Saturday, December 30, 2006

The Specter of Deflation

I have said before that deflation seems the most likely outcome of the current path the U.S. housing market seems to be on.

It comes down to spending. Americans do a lot of it, mostly on credit. This presents a problem. Over the last few years home prices in the U.S. have skyrocketed. This led to a psychological phenomenon we called the ‘wealth effect’.
Equity extraction, (liberation of that extra home value into spend-able cash) resulted and reached historical highs in 2005 and 2006.

The U.S. housing market began to show cracks in 2005 and that signaled an impending end to the equity cash liberation and the spending it was currently fueling.

U.S. domestic spending is 70% of domestic economy. Spending is now anemic and dropping faster than home values.
This is a major choke point addressed in Michael Nystrom’s article. Credit can not expand if no one is borrowing.

Mr. Nystrom goes on to predict how this end to credit expansion will most likely play out as deflation.

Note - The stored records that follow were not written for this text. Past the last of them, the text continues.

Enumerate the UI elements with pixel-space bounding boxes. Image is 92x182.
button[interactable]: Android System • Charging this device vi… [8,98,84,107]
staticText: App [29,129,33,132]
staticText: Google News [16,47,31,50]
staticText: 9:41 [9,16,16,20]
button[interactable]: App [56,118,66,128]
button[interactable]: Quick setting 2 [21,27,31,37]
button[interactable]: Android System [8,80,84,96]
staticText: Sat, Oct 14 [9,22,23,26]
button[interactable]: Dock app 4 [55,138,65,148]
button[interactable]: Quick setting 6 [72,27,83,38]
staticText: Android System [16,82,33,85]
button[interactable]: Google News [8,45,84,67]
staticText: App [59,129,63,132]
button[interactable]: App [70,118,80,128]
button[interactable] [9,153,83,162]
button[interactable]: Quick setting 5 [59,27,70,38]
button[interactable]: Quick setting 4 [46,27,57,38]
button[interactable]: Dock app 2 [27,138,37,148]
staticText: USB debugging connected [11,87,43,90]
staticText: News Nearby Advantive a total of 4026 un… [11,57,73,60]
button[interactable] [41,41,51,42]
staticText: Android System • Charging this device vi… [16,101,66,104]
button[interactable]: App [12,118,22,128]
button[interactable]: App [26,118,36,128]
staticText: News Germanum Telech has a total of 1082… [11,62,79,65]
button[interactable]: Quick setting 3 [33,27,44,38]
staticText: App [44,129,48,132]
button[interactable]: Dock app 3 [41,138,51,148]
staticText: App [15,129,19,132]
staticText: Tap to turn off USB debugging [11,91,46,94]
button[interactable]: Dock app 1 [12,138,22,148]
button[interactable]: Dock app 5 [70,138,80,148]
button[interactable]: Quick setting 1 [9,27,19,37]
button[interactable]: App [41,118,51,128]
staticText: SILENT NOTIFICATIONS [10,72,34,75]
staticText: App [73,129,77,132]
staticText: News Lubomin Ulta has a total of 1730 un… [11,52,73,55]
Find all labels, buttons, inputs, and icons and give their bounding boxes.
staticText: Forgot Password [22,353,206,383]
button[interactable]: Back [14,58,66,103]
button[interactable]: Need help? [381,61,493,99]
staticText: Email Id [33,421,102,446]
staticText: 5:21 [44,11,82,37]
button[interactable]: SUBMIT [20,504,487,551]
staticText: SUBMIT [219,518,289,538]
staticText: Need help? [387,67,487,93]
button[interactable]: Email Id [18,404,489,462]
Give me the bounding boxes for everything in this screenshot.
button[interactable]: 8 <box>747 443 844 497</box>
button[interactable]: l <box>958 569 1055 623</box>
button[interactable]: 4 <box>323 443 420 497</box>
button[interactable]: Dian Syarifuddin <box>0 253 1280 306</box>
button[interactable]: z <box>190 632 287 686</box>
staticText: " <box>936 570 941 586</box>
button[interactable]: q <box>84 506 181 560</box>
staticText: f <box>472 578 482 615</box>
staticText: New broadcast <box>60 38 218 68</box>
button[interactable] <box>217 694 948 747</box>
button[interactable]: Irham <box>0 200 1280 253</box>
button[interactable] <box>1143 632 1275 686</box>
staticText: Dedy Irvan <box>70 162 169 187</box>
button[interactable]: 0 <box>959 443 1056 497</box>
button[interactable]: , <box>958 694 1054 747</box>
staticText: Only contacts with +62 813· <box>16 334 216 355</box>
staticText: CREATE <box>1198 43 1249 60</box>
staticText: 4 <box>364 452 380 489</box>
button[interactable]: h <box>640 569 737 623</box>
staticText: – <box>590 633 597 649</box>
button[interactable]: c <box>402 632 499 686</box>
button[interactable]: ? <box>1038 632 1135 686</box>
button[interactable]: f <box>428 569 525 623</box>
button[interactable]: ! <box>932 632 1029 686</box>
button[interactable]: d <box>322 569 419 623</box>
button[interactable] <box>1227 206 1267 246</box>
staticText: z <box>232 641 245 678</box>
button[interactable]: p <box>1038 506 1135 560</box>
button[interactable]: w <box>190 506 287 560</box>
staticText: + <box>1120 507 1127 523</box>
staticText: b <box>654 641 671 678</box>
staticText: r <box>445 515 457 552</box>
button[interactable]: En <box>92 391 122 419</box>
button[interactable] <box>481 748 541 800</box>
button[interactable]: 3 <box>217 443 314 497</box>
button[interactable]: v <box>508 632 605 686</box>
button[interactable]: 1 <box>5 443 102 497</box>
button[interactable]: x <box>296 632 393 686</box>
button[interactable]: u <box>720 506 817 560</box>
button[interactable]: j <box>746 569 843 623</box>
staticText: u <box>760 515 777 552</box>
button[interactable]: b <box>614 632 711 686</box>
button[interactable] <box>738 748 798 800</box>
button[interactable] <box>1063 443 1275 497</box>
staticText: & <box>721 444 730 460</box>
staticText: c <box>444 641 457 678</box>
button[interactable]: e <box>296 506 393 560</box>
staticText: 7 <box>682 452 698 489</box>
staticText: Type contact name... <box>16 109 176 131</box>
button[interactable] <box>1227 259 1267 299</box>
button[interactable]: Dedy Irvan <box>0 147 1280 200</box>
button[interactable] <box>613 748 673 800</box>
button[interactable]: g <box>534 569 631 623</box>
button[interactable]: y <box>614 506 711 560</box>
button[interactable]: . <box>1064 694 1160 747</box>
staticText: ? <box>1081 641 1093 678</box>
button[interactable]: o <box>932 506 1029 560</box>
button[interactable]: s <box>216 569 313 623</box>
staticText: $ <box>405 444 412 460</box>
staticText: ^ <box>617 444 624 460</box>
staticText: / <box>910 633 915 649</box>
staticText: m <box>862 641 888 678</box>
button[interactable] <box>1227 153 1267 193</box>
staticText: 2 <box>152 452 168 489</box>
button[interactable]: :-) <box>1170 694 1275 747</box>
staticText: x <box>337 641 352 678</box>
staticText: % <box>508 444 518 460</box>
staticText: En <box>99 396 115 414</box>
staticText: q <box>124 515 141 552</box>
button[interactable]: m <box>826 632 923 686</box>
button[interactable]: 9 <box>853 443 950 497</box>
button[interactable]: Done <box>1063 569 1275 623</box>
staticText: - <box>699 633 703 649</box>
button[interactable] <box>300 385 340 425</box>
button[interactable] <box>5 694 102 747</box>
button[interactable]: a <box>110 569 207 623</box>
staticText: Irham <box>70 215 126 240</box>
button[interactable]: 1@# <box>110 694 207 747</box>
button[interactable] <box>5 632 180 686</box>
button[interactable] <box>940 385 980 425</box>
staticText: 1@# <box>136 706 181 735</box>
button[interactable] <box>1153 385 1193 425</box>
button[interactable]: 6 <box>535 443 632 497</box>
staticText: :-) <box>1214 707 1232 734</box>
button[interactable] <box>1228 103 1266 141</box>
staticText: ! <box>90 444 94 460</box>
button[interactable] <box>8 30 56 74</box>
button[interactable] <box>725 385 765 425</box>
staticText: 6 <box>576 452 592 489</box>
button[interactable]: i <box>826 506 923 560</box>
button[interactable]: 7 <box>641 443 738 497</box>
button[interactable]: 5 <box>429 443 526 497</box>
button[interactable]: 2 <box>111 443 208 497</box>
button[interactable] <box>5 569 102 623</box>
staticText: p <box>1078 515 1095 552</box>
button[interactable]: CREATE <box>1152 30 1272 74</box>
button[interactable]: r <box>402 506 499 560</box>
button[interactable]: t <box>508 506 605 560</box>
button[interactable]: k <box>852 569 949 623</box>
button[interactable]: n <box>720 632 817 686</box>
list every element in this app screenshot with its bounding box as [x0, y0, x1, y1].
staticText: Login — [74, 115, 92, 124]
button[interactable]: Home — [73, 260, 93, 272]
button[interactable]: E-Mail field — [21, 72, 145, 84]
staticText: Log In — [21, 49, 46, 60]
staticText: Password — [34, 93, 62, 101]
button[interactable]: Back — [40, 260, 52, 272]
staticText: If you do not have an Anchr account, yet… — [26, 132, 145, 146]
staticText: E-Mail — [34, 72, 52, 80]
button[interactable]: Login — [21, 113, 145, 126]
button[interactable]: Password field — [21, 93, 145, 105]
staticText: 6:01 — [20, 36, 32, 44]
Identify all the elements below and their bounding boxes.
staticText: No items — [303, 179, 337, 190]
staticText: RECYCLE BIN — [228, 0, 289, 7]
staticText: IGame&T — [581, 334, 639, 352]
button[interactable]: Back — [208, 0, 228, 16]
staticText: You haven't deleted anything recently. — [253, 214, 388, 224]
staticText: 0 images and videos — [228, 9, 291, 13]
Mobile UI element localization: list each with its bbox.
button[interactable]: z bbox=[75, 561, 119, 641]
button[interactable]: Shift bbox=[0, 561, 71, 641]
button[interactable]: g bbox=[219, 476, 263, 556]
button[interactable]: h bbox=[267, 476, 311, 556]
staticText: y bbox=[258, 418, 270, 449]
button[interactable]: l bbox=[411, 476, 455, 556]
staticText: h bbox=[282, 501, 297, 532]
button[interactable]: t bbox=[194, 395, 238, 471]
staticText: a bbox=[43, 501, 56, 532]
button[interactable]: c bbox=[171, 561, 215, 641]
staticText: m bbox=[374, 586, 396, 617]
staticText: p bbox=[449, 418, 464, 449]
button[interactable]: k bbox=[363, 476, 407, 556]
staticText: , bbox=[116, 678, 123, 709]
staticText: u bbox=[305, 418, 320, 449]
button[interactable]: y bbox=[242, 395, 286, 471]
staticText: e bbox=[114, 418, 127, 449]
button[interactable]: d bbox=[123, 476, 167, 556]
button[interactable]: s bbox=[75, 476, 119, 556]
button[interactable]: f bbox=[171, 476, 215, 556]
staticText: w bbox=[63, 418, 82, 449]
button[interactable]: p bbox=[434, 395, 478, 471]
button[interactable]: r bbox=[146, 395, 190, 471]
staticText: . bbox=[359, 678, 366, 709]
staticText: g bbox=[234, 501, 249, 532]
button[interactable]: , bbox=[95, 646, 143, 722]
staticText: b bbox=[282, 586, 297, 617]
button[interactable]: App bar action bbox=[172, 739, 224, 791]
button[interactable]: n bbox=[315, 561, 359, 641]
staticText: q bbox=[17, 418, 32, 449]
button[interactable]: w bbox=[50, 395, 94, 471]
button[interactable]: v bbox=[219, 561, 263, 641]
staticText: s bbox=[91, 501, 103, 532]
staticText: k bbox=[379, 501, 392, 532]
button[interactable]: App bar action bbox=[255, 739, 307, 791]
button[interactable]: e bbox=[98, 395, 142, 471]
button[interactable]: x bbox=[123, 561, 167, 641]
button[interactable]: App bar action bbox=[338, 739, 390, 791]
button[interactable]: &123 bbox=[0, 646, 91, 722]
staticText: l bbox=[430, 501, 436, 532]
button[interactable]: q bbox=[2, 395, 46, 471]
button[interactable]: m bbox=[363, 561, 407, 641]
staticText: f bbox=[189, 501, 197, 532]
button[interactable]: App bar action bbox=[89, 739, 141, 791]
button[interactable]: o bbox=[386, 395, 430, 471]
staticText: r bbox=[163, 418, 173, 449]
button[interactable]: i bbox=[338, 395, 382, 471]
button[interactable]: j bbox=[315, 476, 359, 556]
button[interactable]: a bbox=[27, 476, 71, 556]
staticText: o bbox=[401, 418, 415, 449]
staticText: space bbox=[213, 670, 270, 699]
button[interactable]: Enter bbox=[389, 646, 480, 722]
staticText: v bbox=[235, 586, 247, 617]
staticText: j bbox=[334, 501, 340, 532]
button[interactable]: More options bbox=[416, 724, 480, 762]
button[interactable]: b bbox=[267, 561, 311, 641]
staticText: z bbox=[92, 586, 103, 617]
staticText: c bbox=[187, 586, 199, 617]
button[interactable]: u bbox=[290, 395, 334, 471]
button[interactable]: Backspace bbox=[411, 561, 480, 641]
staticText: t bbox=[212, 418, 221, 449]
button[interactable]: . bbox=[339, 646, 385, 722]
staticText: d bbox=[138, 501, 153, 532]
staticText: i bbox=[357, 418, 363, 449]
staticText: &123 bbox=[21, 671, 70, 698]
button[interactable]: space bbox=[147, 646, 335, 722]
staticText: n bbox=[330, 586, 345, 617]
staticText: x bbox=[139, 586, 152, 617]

After all, if no one is buying, how does one raise prices on goods?
Vern


This peice on deflation from Bull Not Bull.com
http://www.bullnotbull.com/archive/deflation-1.html

From what we know of economic history, credit expansions lead to economic booms - this much is clear. What comes next is still up for debate. Austrian economist Ludwig von Mises tells us
"The boom can last only as long as the credit expansion progresses at an ever-accelerated pace. The credit expansion boom is built on the sands of banknotes and deposits. It must collapse. There is no means of avoiding the final collapse of a boom brought about by credit expansion."